She heard all the rumors, but Nicole Hause wasn't ready to believe it. It just seemed unlikely to her that an ages-old, tradition-bound event like the Olympics would actually welcome skateboarding.

"I was like, 'Nah, it's not going to happen,' " said Hause, from Stillwater. "A year and a half ago, when they said it was in, I was like, 'Are we sure about this?' It took me a while to figure out that it was for sure. And it still seems crazy that it happened."

With skateboarding officially on the program for the 2020 Olympics in Tokyo, Hause wants to take the next step: making sure she's included in the Summer Games, too. A member of USA Skateboarding's first-ever national team, she returned to her home state this week to compete Friday in Women's Park at the X Games. The four-day, multisport event starts Thursday at U.S. Bank Stadium.

The contest will be only the second for Hause this season as she continues to recover from a serious knee injury. While she's still regaining consistency with her current tricks, a group of young skaters — including four prodigies from Japan — is adding impressive new ones to their arsenals with more haste than usual.

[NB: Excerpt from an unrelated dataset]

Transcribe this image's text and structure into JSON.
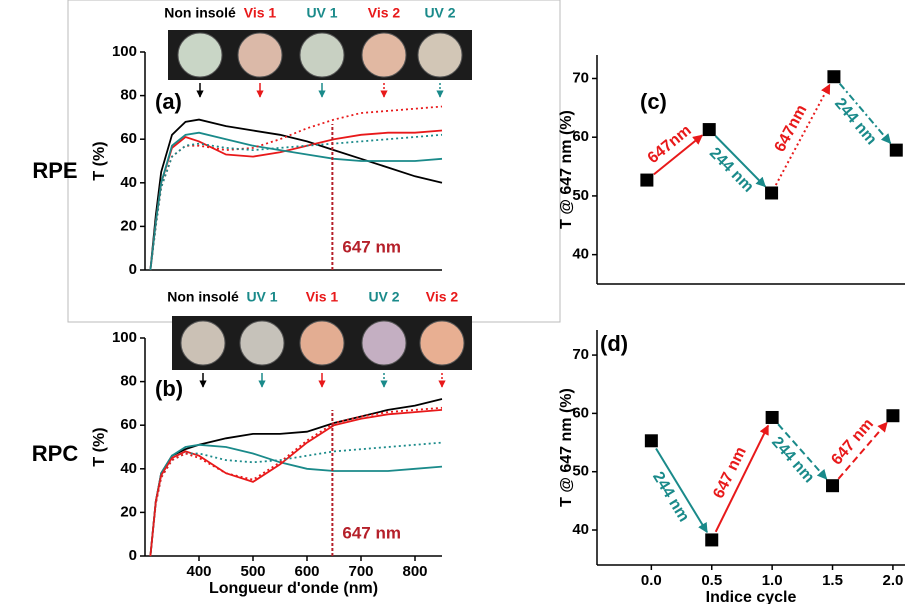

Misugu Okamoto, who just turned 13, currently is the only woman who can land a well-executed 540: flying up off the lip of the wall and spinning 1½ rotations in the air. Hause will be working on 540s herself and expects she'll be performing them soon. With skateboarding making its Olympic debut a year from now, she knows she can't afford to stand still.

"Our sport is progressing really fast," said Hause, 21. "What people see the guys doing in [the X Games] is similar to what the girls will probably be doing by the Olympics. Not with as much power as a 6-foot dude, but similar tricks. And I can't even imagine what the dudes will be doing.

"Some people don't want to go outside their comfort zone and learn new stuff. I think it's cool. Our sport is all about progression, and this makes you progress at a faster rate. It's all about working hard and trying to catch up with Japan."

Hause placed ninth in last year's world championships in Nanjing, China. She returned to that city in mid-July for an Olympic qualifying event and finished 23rd to pick up her first Olympic ranking points of the year.

The United States can qualify up to three skaters of each gender in each of the Olympics' two events, Park and Street. Athletes must participate in a set number of qualifying events in 2019 and 2020. Those with the highest point totals will be named to the Olympic team.

Hause got back on her board only three weeks ago, missing the first Olympic qualifier in June because of a rare type of injury to her left knee. What she thought was simple swelling and pain from a fall in training was actually a Morel-Lavallée lesion, a condition that occurs when muscle or other subcutaneous tissue tears away from the connective tissue just under the skin. Because it damages blood vessels, it can lead to infection and even gangrene if not promptly treated.

In Hause's case, the tear involved the quadriceps muscle above her knee. "Part of my muscle is not attached there still," she said. "It takes a while for the blood vessels and everything else to get back to normal. It might take a year, it might take less, but I'm about 90 percent [healed] at this point."

At last month's International Skateboarding Open in China, Hause was able to do tricks she hadn't done in four months. The X Games will give her a fresh chance to gauge herself against the world's best, in a competition she expects to preview the Women's Park contest at next summer's Olympics.

The favorites will include three Japanese teenagers: Okamoto, Sakura Yosozumi and Mami Tezuka. Okamoto currently leads the Olympic qualifying rankings, with Yosozumi second and Tezuka eighth. A pair of preteens — 10-year-old Kokona Hiraki of Japan and 11-year-old Sky Brown of Great Britain — also are among the standouts in the 12-skater field.

With the Olympics pushing the pace of progress, Hause expects the advances she will make over the coming year will equal what it would have taken two or three years to achieve in the past. She will return to her home base in Oceanside, Calif., after the X Games to put in more training, then compete in the world championships in Sao Paulo, Brazil, from September 10-15.

Hause said the progress in the other big component of her sport — performing with style, speed and height — is even more impressive than the upgraded tricks. Though she won't have anything new to unveil Friday, she's counting on her personal flair to entertain the 150 relatives and friends who will be at U.S. Bank Stadium.

"I'm going to try to put on the best show I can," she said. "At the end of the day, this is a big TV show. So whatever you can do to stoke out the crowd, that's what X Games is all about."